Une fois Clarence et Alabama partis à Los
Angeles, Clifford va montrer de colossales bollocks
pour les couvrir lorsque sa caravane est investie
par le mafieux Don Vincenzo Coccotti (Chris
Walken, parfait !) et ses molosses. Vincenzo sait
que le couple est passé, il veut savoir où il est
parti. Face à l’élégance vulgaire et au ton comminatoire faussement policé du gominé, Worley,
assis et encerclé, joue d’abord au con. Première
beigne : Vincenzo n’a pas son pareil pour repérer
les mimiques des menteurs. Le ton de la scène
bascule alors du jouissif au carrément grandiose :
en une lueur dans le regard et une question à Walken (“ Je peux avoir une cigarette ? ”), Dennis
Hopper nous fait comprendre que son personnage
a saisi qu’il était foutu. Qu’il balance son fils ou
non n’y changera rien.
Autant partir sur un acte de bravoure et, au
passage, connaître si possible une mort douce et
rapide plutôt qu’une longue agonie.
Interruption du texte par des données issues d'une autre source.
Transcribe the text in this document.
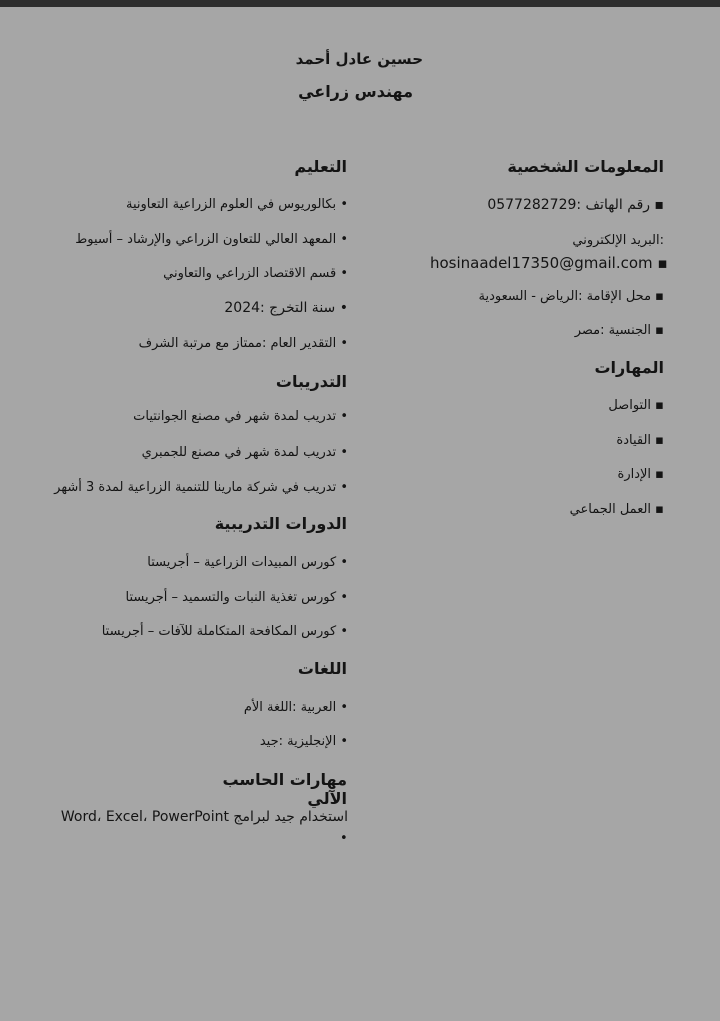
حسين عادل أحمد
مهندس زراعي
المعلومات الشخصية
▪ رقم الهاتف :0577282729
:البريد الإلكتروني
hosinaadel17350@gmail.com ▪
▪ محل الإقامة :الرياض - السعودية
▪ الجنسية :مصر
المهارات
▪ التواصل
▪ القيادة
▪ الإدارة
▪ العمل الجماعي
التعليم
• بكالوريوس في العلوم الزراعية التعاونية
• المعهد العالي للتعاون الزراعي والإرشاد – أسيوط
• قسم الاقتصاد الزراعي والتعاوني
• سنة التخرج :2024
• التقدير العام :ممتاز مع مرتبة الشرف
التدريبات
• تدريب لمدة شهر في مصنع الجوانتيات
• تدريب لمدة شهر في مصنع للجمبري
• تدريب في شركة مارينا للتنمية الزراعية لمدة 3 أشهر
الدورات التدريبية
• كورس المبيدات الزراعية – أجريستا
• كورس تغذية النبات والتسميد – أجريستا
• كورس المكافحة المتكاملة للآفات – أجريستا
اللغات
• العربية :اللغة الأم
• الإنجليزية :جيد
مهارات الحاسب الآلي
استخدام جيد لبرامج Word، Excel، PowerPoint
•
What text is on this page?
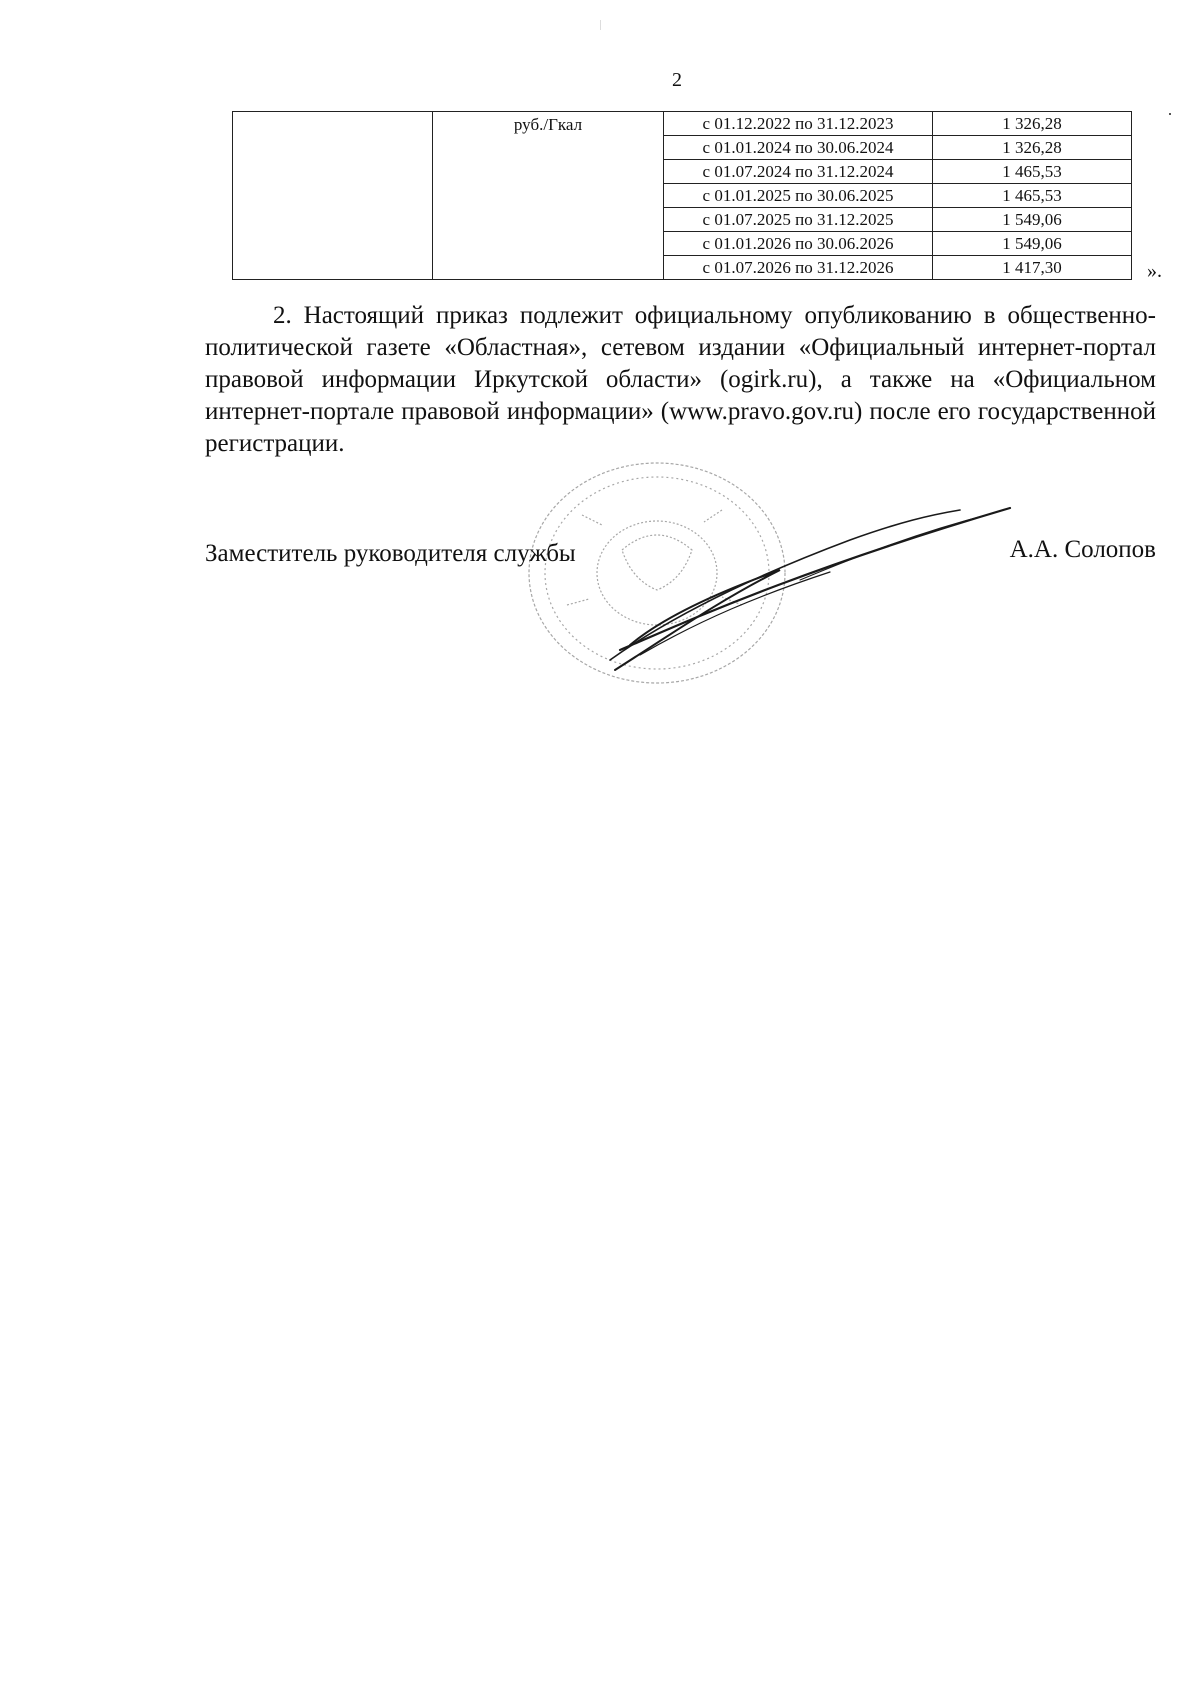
2
	руб./Гкал	с 01.12.2022 по 31.12.2023	1 326,28
		с 01.01.2024 по 30.06.2024	1 326,28
		с 01.07.2024 по 31.12.2024	1 465,53
		с 01.01.2025 по 30.06.2025	1 465,53
		с 01.07.2025 по 31.12.2025	1 549,06
		с 01.01.2026 по 30.06.2026	1 549,06
		с 01.07.2026 по 31.12.2026	1 417,30	».

2. Настоящий приказ подлежит официальному опубликованию в общественно-политической газете «Областная», сетевом издании «Официальный интернет-портал правовой информации Иркутской области» (ogirk.ru), а также на «Официальном интернет-портале правовой информации» (www.pravo.gov.ru) после его государственной регистрации.

Заместитель руководителя службы	А.А. Солопов
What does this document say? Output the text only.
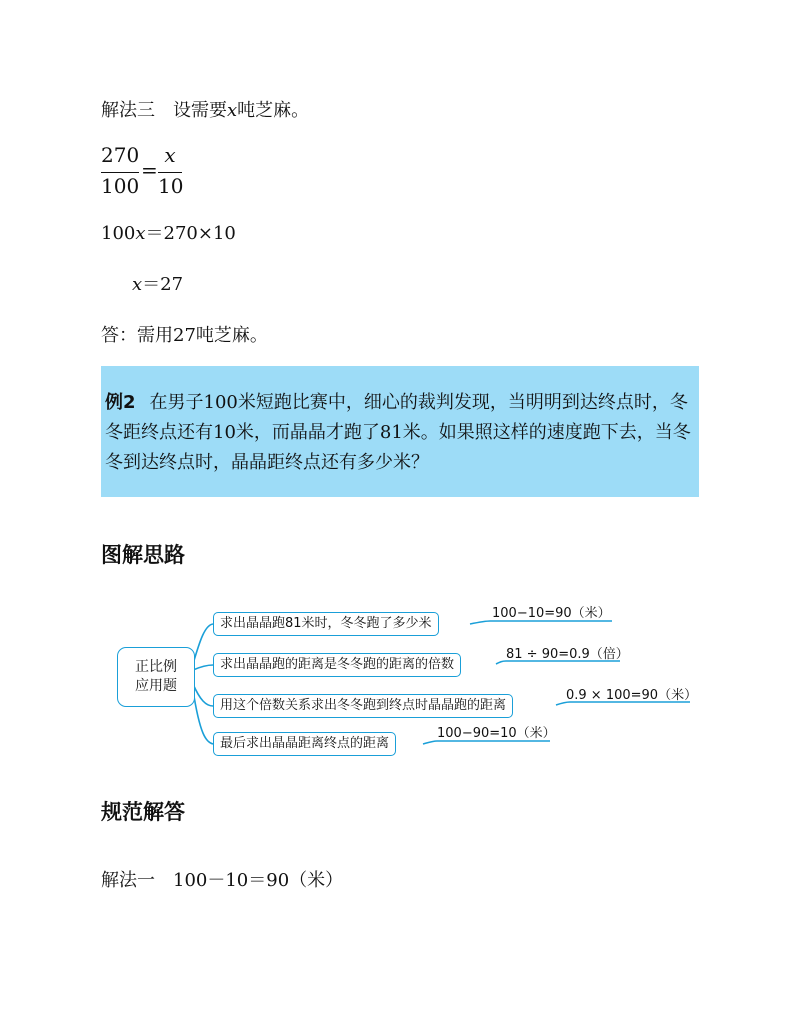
解法三　设需要x吨芝麻。
270
100
=
x
10
100x＝270×10
x＝27
答：需用27吨芝麻。
例2 在男子100米短跑比赛中，细心的裁判发现，当明明到达终点时，冬冬距终点还有10米，而晶晶才跑了81米。如果照这样的速度跑下去，当冬冬到达终点时，晶晶距终点还有多少米？
图解思路
正比例
应用题
求出晶晶跑81米时，冬冬跑了多少米
求出晶晶跑的距离是冬冬跑的距离的倍数
用这个倍数关系求出冬冬跑到终点时晶晶跑的距离
最后求出晶晶距离终点的距离
100−10=90（米）
81 ÷ 90=0.9（倍）
0.9 × 100=90（米）
100−90=10（米）
规范解答
解法一　100－10＝90（米）
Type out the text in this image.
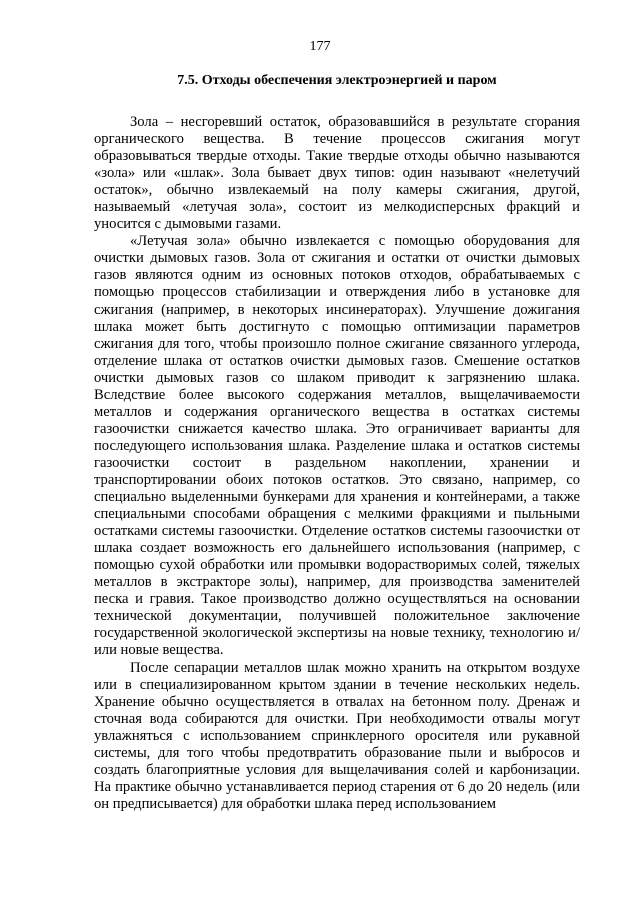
177
7.5. Отходы обеспечения электроэнергией и паром

Зола – несгоревший остаток, образовавшийся в результате сгорания органического вещества. В течение процессов сжигания могут образовываться твердые отходы. Такие твердые отходы обычно называются «зола» или «шлак». Зола бывает двух типов: один называют «нелетучий остаток», обычно извлекаемый на полу камеры сжигания, другой, называемый «летучая зола», состоит из мелкодисперсных фракций и уносится с дымовыми газами.

«Летучая зола» обычно извлекается с помощью оборудования для очистки дымовых газов. Зола от сжигания и остатки от очистки дымовых газов являются одним из основных потоков отходов, обрабатываемых с помощью процессов стабилизации и отверждения либо в установке для сжигания (например, в некоторых инсинераторах). Улучшение дожигания шлака может быть достигнуто с помощью оптимизации параметров сжигания для того, чтобы произошло полное сжигание связанного углерода, отделение шлака от остатков очистки дымовых газов. Смешение остатков очистки дымовых газов со шлаком приводит к загрязнению шлака. Вследствие более высокого содержания металлов, выщелачиваемости металлов и содержания органического вещества в остатках системы газоочистки снижается качество шлака. Это ограничивает варианты для последующего использования шлака. Разделение шлака и остатков системы газоочистки состоит в раздельном накоплении, хранении и транспортировании обоих потоков остатков. Это связано, например, со специально выделенными бункерами для хранения и контейнерами, а также специальными способами обращения с мелкими фракциями и пыльными остатками системы газоочистки. Отделение остатков системы газоочистки от шлака создает возможность его дальнейшего использования (например, с помощью сухой обработки или промывки водорастворимых солей, тяжелых металлов в экстракторе золы), например, для производства заменителей песка и гравия. Такое производство должно осуществляться на основании технической документации, получившей положительное заключение государственной экологической экспертизы на новые технику, технологию и/или новые вещества.

После сепарации металлов шлак можно хранить на открытом воздухе или в специализированном крытом здании в течение нескольких недель. Хранение обычно осуществляется в отвалах на бетонном полу. Дренаж и сточная вода собираются для очистки. При необходимости отвалы могут увлажняться с использованием спринклерного оросителя или рукавной системы, для того чтобы предотвратить образование пыли и выбросов и создать благоприятные условия для выщелачивания солей и карбонизации. На практике обычно устанавливается период старения от 6 до 20 недель (или он предписывается) для обработки шлака перед использованием
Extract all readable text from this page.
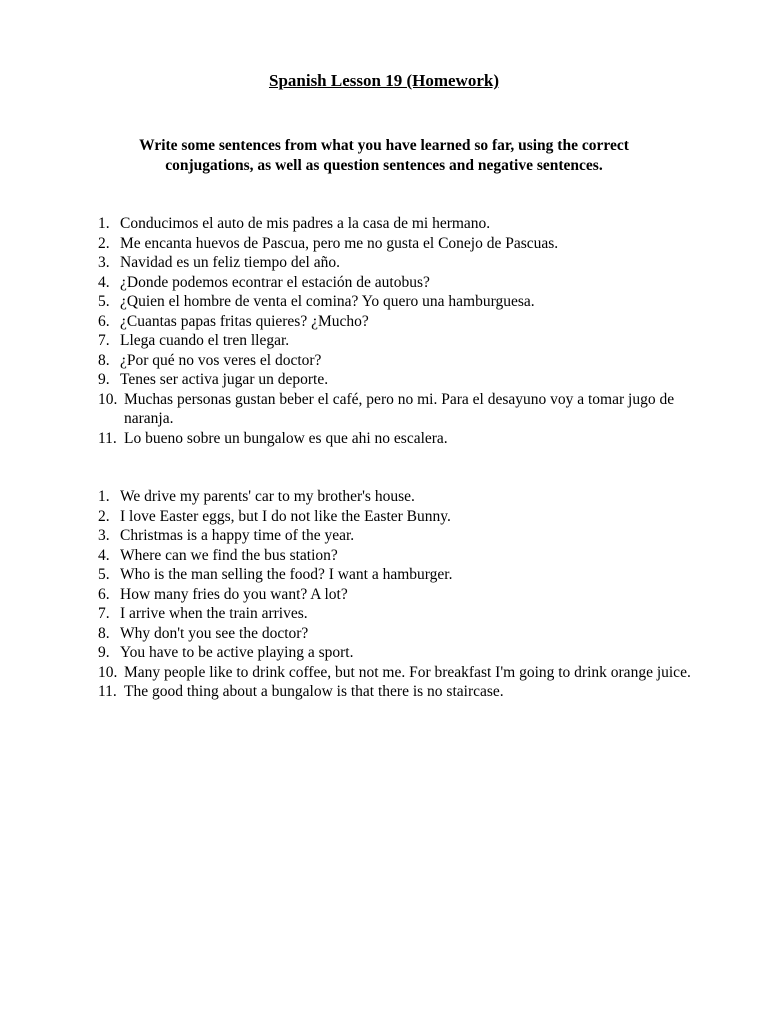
Spanish Lesson 19 (Homework)
Write some sentences from what you have learned so far, using the correct
conjugations, as well as question sentences and negative sentences.
1. Conducimos el auto de mis padres a la casa de mi hermano.
2. Me encanta huevos de Pascua, pero me no gusta el Conejo de Pascuas.
3. Navidad es un feliz tiempo del año.
4. ¿Donde podemos econtrar el estación de autobus?
5. ¿Quien el hombre de venta el comina? Yo quero una hamburguesa.
6. ¿Cuantas papas fritas quieres? ¿Mucho?
7. Llega cuando el tren llegar.
8. ¿Por qué no vos veres el doctor?
9. Tenes ser activa jugar un deporte.
10. Muchas personas gustan beber el café, pero no mi. Para el desayuno voy a tomar jugo de naranja.
11. Lo bueno sobre un bungalow es que ahi no escalera.
1. We drive my parents' car to my brother's house.
2. I love Easter eggs, but I do not like the Easter Bunny.
3. Christmas is a happy time of the year.
4. Where can we find the bus station?
5. Who is the man selling the food? I want a hamburger.
6. How many fries do you want? A lot?
7. I arrive when the train arrives.
8. Why don't you see the doctor?
9. You have to be active playing a sport.
10. Many people like to drink coffee, but not me. For breakfast I'm going to drink orange juice.
11. The good thing about a bungalow is that there is no staircase.
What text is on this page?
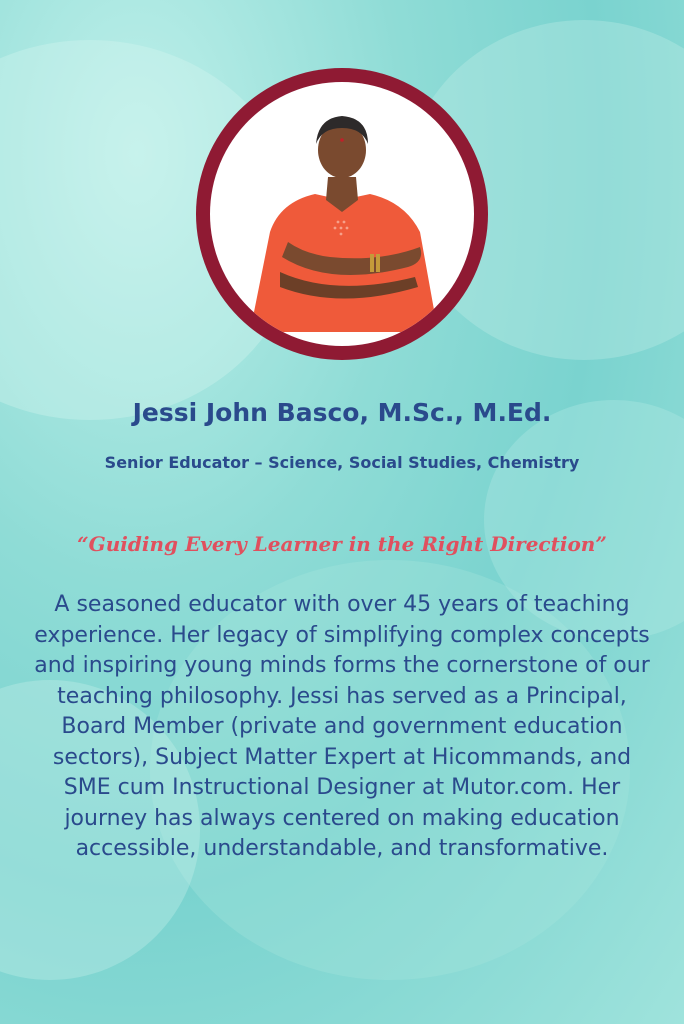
Jessi John Basco, M.Sc., M.Ed.
Senior Educator – Science, Social Studies, Chemistry

“Guiding Every Learner in the Right Direction”

A seasoned educator with over 45 years of teaching experience. Her legacy of simplifying complex concepts and inspiring young minds forms the cornerstone of our teaching philosophy. Jessi has served as a Principal, Board Member (private and government education sectors), Subject Matter Expert at Hicommands, and SME cum Instructional Designer at Mutor.com. Her journey has always centered on making education accessible, understandable, and transformative.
Clifford
Worley se lance alors dans l’un des monologues
les plus extraordinaires entendus à l’écran : une
“ leçon d’Histoire ” à l’attention de Vincenzo sur
les racines noires des Siciliens. Le condamné à
mort prend son temps pour exposer patiemment
son raisonnement kamikaze face à un Don
Vincenzo autant interloqué qu’amusé. Écrite par
Tarantino (encore lui !), la scène se savoure à plusieurs niveaux : la complicité palpable entre
Walken et Hopper à l’écran (amis très proches
dans la vie, ça aide), la mise en place dramaturgique
du sacrifice de Worley sur fond de musique opératique, les mots désopilants qu’il choisit pour
humilier son adversaire et enfin une issue forcément
tragique et poignante.
La provoc de Worley a payé : Don Vincenzo
laisse finalement sa rage éclater et abat froidement
le papa téméraire, lui qui “ n’avait tué personne
depuis 1984. ” Magnifique. Blague de sale gosse
typiquement tarantinienne : un porte-flingue de
Vincenzo découvrira juste après l’adresse de
Clarence à Los Angeles… sur un Post-it collé au
frigo. Tarantino expliquera plus tard que le monologue de Dennis Hopper sur les Siciliens lui a
été inspiré par un “ type black ” qui vivait chez lui
à l’époque de ses années vidéoclub. Quant à
Worley sénior, il l’aurait directement modelé sur
le souvenir de son propre beau-père. La “ Sicilian
scene ”, truffée du terme “ niggers ” abhorré par
Spike Lee, reste en tout cas l’une des préférées de
son auteur. Et Clifford Worley assurément l’un
des badass éphémères les plus héroïques de
l’histoire du cinéma.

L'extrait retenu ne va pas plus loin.